Intra-community transactionsOn 1 January 2020, the new VAT rules applicable on cross-border trade (intra-community transactions) come into force, following amendment of Directive 2006/112/EC. The aim is to standardise and simplify certain rules regarding the Value Added Tax system. The change comprises three measures that aim to resolve the main problems that currently exist regarding trade among Member States. Member States have to publish the amendments before 31 December 2019 and they will take effect on 1 January 2020.

Subsequently, a substantial amendment to the Law on VAT will have to be made, which will affect the taxation of intra-community transactions.

As such, the simplification and standardisation measures on all VAT treatment, applicable on call-off stock agreements that allow businesspersons to guarantee supply to their clients, depending on the extent of their needs, will be incorporated into the legislation of all Member States. VAT treatment is also standardised when two or more successive deliveries are made through a single intra-community dispatch or transport. The aim is to determine which deliveries are to be classified as intra-community and to which the transportation is associated.

Furthermore, it boosts the importance of the VAT Identification Number, validly incorporated into the VIES, as a requisite for intra-community exemptions and the rules regarding proof of intra-community transport are unified so that the corresponding exemption on the intra-community delivery of goods can be verified. Said rules will be applicable in all Member States.

The future changes are discussed in greater depth below:

Call-off stock

Call-off stock are goods initially transported by the supplier from one Member State to a warehouse in another Member State without transferring ownership of said goods. On dispatching the goods to another Member State, the supplier already knows the identity of the natural or legal person who is going to acquire them, which will be delivered to it after arriving and being stored in the Member State of destination.

Currently, this situation entails goods being delivered in the Member State of origin and the existence of a transaction similar to an intra-community acquisition of said goods in the Member State of destination, followed by a national delivery in that State, for which the supplier must have the corresponding VAT Identification Number (NIF-IVA).

The new legislation simplifies and standardises these kinds of transactions, so that when certain conditions are met, they result in an intra-community delivery of goods that are directly exempt in the Member State of origin for the seller and an intra-community acquisition in the Member State of destination for the purchaser.

The conditions to meet are:

  • there must be an agreement between both parties.
  • the supplier must not have a permanent establishment in the country of destination.
  • the goods purchaser must be known at the time of dispatch.
  • the transaction should be included in the informative tax for intracommunity operations
  • the goods can only be in the warehouse for 12 months.

Chain transactions

Chain transactions refer to successive deliveries of goods in one single intra-community transport.

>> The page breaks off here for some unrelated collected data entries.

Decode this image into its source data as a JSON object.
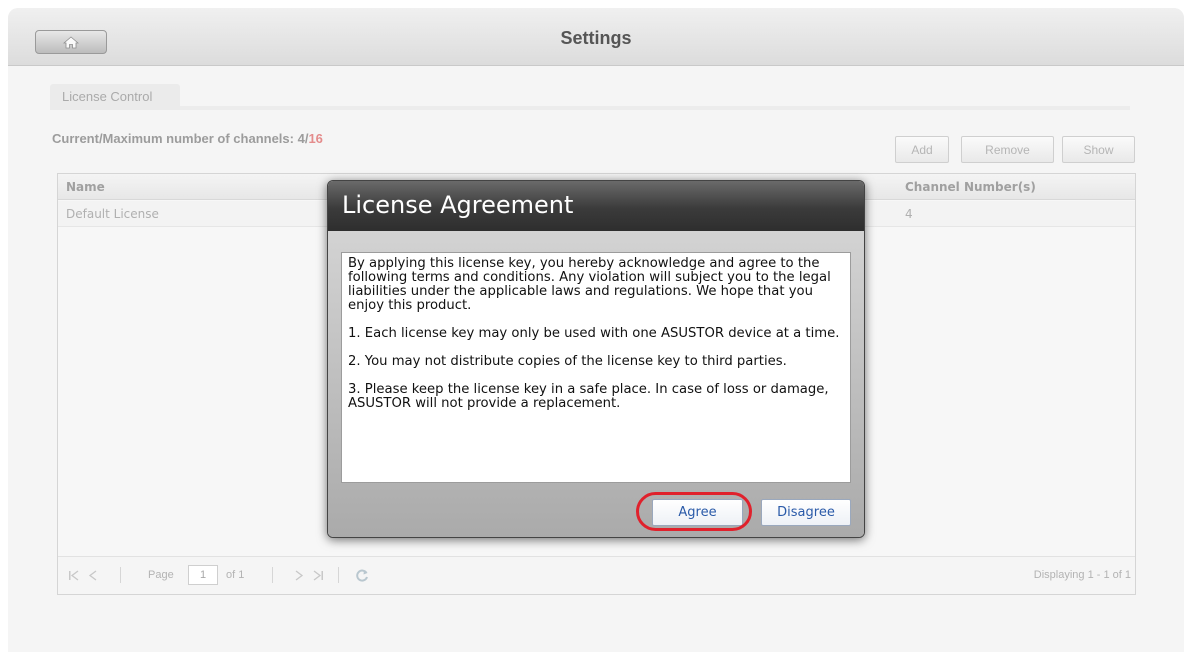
{
  "window": {
    "title": "Settings"
  },
  "tabs": [
    {
      "label": "License Control"
    }
  ],
  "channels": {
    "label": "Current/Maximum number of channels: 4/",
    "maximum": "16"
  },
  "toolbar": {
    "add_label": "Add",
    "remove_label": "Remove",
    "show_label": "Show"
  },
  "grid": {
    "columns": [
      "Name",
      "Channel Number(s)"
    ],
    "rows": [
      {
        "name": "Default License",
        "channels": "4"
      }
    ]
  },
  "pager": {
    "page_label": "Page",
    "page_value": "1",
    "of_label": "of 1",
    "displaying": "Displaying 1 - 1 of 1"
  },
  "dialog": {
    "title": "License Agreement",
    "paragraphs": [
      "By applying this license key, you hereby acknowledge and agree to the following terms and conditions. Any violation will subject you to the legal liabilities under the applicable laws and regulations. We hope that you enjoy this product.",
      "1. Each license key may only be used with one ASUSTOR device at a time.",
      "2. You may not distribute copies of the license key to third parties.",
      "3. Please keep the license key in a safe place. In case of loss or damage, ASUSTOR will not provide a replacement."
    ],
    "agree_label": "Agree",
    "disagree_label": "Disagree"
  },
  "colors": {
    "highlight_ring": "#e0212c",
    "max_channels": "#e48c8c",
    "button_text": "#2a5aa8"
  },
  "icons": [
    "home-icon",
    "first-page-icon",
    "prev-page-icon",
    "next-page-icon",
    "last-page-icon",
    "refresh-icon"
  ]
}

Pursuant to the Directive, free circulation of intra-community goods must only be applied to one of the deliveries, which will be exempt from the corresponding VAT envisaged, while the others are to be taxed and will require the VAT identification of the supplier in the Member State of destination.

Currently, Member States have handled this kind of transaction in different ways.

With the new legislation, when the same goods are successively delivered and they are directly dispatched or transported from one Member State to another from the first supplier to the end-client in the chain, the intra-community dispatch or transport exemption will be applied, by default, to the delivery undertaken by the supplier to the intermediary operator. However, the transport exemption could be exclusively applied to the subsequent delivery of goods by the intermediary operator when it has given the supplier the VAT Identification Number that was assigned to it by the Member State from which the goods left.

Furthermore, there is still no EU regulation regarding the case in which the first or last operator in the chain is responsible for the transport. In this case, national rules remain in force.

Exemption requirements on the intra-community delivery of goods

Currently, the exemption of VAT on the intra-community delivery of goods is dependent on the goods being effectively transported to the territory of another Member State and on the purchaser being a businessperson, professional or legal person who has a VAT Identification Number in a Member State that is different from that of the sender. This aspect can be easily checked through the VIES list if the purchaser has a VAT Identification Number due to having registered on the Register of Intra-Community Operators (RIO), but it is not a requirement in all countries.

With the new European legislation, the exemption application on intra-community good deliveries will be dependent, in addition to the proof of intra-community transportation, on the purchasing businessperson having a VAT Identification Number that has been allocated by another Member State different from the State of origin, which is included in the VAT information exchange system (VIES System); and, additionally, on the supplier correctly including the information relating to said transaction in the corresponding recapitulative statement of intra-community transactions (349 form).

Obviously, as from the entry into force of this amendment in the area of intracommunity transactions, if one of the new requisites is not met, interested parties will have to act as though the client were an individual and issue it an invoice with Spanish VAT, which in any case will be required by the Tax Agency.